Dans l’imaginaire collectif, John Wayne reste l’archétype du héros de western : solide, droit, peu loquace, toujours du côté de la justice. Même lorsqu’il s’est aventuré hors de ce registre, il n’a que rarement rompu avec cette image. Pourtant, un film fait exception, et pas des moindres : La Prisonnière du désert, où il incarne Ethan Edwards, probablement son personnage le plus sombre et le plus complexe.
Une collaboration historique avec John Ford
Ce rôle s’inscrit dans la longue collaboration entre John Wayne et le réalisateur John Ford. Les deux hommes avaient déjà travaillé ensemble à de nombreuses reprises, notamment depuis La Chevauchée fantastique, film qui avait contribué à lancer la carrière de l’acteur.
Avec La Prisonnière du désert, leur neuvième association, Ford – que Wayne surnommait affectueusement “Papy Ford” – propose à son acteur fétiche un rôle à contre-emploi total. Une décision qui va profondément marquer la carrière de Wayne.
Ethan Edwards : un anti-héros sans illusion
Ethan Edwards tranche radicalement avec les figures habituelles interprétées par John Wayne, comme dans Rio Bravo.

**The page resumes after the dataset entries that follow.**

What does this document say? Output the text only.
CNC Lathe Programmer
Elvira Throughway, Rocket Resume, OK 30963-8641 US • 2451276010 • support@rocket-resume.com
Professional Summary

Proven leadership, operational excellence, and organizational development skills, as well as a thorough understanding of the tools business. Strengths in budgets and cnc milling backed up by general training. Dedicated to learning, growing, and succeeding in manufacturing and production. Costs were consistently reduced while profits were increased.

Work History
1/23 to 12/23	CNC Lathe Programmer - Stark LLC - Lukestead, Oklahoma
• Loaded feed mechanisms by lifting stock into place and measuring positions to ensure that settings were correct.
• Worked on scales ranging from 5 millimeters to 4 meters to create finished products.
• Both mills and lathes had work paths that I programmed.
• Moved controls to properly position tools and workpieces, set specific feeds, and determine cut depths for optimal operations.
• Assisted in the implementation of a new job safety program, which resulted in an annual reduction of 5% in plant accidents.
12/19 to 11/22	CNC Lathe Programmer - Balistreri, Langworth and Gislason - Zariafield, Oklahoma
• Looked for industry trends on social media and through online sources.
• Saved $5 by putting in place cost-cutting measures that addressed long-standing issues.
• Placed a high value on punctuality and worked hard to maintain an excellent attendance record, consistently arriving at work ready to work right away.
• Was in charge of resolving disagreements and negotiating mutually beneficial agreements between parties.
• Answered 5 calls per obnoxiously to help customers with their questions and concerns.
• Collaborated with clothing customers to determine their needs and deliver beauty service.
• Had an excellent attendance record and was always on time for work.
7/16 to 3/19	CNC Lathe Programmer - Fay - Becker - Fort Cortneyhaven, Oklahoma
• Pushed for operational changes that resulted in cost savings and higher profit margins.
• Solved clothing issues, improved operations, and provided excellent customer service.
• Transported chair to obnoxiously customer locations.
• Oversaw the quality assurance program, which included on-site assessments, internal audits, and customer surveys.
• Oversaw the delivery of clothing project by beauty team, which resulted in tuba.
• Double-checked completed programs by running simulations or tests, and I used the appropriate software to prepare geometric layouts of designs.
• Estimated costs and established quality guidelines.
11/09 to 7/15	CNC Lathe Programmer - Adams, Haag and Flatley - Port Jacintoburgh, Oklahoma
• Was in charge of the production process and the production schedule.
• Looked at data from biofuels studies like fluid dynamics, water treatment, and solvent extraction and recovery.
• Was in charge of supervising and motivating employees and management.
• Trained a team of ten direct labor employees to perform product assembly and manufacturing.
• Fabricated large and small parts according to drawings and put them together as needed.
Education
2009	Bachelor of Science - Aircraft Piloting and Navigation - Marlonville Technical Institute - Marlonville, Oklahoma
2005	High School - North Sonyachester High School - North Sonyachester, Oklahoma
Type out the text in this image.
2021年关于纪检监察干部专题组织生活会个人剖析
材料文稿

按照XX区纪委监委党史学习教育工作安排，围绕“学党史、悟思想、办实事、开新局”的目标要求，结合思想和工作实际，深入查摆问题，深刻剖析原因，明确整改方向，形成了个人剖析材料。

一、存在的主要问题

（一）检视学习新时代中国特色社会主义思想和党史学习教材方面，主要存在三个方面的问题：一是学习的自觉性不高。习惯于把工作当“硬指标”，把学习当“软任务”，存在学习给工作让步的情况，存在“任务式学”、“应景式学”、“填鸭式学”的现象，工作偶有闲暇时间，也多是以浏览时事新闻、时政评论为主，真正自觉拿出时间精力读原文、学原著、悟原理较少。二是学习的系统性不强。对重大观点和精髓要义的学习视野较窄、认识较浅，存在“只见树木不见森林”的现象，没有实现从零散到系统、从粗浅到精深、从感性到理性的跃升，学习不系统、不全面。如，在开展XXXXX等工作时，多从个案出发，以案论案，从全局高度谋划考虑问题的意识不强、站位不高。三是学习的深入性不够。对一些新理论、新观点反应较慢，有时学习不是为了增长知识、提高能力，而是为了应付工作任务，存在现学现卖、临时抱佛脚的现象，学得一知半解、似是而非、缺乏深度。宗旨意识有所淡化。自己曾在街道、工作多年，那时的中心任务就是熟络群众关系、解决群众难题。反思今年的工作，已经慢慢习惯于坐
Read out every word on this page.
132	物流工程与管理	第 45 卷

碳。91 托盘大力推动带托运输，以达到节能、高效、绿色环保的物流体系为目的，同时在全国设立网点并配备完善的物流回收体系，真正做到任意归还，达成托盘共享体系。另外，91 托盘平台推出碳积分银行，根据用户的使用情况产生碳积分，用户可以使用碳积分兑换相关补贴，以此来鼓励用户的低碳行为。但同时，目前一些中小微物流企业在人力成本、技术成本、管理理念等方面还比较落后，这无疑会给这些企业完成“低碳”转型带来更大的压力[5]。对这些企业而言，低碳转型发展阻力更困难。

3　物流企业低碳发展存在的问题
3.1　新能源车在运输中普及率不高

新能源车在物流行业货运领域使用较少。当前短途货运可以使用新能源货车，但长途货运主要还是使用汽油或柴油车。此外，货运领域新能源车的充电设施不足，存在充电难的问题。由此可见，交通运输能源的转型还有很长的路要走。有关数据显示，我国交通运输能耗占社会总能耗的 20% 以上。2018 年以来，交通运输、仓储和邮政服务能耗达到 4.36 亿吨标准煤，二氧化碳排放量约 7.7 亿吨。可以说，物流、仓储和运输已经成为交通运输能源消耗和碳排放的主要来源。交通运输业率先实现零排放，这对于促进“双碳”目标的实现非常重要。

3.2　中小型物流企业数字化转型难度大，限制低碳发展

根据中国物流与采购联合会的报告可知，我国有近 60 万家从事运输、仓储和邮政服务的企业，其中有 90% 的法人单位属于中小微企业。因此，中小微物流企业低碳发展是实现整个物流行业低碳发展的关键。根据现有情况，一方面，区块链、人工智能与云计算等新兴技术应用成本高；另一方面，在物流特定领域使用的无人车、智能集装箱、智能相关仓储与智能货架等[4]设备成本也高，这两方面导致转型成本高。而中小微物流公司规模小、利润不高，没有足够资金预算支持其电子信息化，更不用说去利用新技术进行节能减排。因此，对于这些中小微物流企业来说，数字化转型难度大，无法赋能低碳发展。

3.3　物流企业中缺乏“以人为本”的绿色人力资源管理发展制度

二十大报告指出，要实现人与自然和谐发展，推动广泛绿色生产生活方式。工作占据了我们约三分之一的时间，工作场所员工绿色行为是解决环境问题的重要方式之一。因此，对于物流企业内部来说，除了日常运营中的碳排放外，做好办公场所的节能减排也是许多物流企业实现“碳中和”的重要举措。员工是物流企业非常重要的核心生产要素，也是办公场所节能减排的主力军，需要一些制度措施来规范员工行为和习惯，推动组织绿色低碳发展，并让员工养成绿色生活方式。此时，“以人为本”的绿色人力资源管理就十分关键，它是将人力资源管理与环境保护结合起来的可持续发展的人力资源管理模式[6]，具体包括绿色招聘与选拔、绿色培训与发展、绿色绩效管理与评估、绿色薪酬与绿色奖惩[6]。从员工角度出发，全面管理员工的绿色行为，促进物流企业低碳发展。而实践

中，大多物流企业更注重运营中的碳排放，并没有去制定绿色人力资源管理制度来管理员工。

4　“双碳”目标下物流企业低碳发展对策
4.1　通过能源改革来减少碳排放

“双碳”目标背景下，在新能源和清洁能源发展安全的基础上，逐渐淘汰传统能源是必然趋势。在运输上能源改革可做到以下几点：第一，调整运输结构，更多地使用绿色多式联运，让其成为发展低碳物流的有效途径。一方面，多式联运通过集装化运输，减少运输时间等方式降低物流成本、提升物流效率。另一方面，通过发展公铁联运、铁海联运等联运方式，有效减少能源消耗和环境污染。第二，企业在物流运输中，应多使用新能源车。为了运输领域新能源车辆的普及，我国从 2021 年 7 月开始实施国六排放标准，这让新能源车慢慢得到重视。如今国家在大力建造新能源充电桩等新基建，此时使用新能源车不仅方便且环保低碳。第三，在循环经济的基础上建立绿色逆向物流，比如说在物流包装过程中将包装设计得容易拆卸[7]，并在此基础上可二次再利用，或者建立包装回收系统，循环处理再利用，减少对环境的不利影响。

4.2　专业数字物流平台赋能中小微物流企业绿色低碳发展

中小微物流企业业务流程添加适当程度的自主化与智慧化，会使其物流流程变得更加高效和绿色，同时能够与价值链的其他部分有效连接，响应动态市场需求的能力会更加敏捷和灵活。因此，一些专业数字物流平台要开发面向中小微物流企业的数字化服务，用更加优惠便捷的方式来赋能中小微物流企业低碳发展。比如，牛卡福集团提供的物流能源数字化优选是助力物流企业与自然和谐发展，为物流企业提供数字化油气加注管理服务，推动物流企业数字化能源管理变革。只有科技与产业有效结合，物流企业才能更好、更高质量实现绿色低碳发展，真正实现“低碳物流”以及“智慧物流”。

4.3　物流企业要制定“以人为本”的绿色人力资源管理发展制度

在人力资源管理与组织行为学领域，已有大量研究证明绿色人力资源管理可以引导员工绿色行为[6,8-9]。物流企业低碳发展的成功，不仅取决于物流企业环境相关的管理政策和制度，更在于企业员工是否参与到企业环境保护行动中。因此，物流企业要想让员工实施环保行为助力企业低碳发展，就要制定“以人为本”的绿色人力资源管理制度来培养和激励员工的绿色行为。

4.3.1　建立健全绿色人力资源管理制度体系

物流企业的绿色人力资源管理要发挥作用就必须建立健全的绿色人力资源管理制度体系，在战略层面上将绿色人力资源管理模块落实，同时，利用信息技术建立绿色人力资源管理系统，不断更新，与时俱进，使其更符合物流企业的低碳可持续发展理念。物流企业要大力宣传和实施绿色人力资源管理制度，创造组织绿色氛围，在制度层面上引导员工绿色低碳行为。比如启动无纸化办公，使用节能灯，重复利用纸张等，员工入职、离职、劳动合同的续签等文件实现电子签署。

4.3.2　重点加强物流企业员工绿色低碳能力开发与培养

Ancien soldat ayant combattu du côté des perdants de la guerre de Sécession, homme marqué par la violence, il a aussi un passé trouble : vols de bétail, fuite de responsabilités familiales et une relation ambiguë avec sa belle-sœur qui a contribué à son isolement.
Derrière cette trajectoire, se dessine un homme désabusé, rongé par la perte et incapable de trouver une place dans le monde. Loin des héros classiques, Ethan est animé par une colère sourde et une obsession de la vengeance, ce qui le rend profondément instable.
Warner Bros.
Un personnage moralement dérangeant
Le film va encore plus loin en faisant d’Ethan un personnage ouvertement problématique sur le plan moral. Son hostilité envers les Amérindiens est constante et parfois extrême. Il peut se montrer prêt à commettre des actes terribles, notamment envers sa propre nièce qu’il ne reconnaît plus après son enlèvement et son intégration dans une tribu.
Cette tension traverse tout le récit : Ethan est incapable de décider s’il doit sauver ou éliminer celle qu’il poursuit depuis des années. Le film entretient volontairement cette ambiguïté jusqu’au bout, sans jamais offrir de réponse simple, et se conclut sur une résolution minimaliste mais lourde de sens.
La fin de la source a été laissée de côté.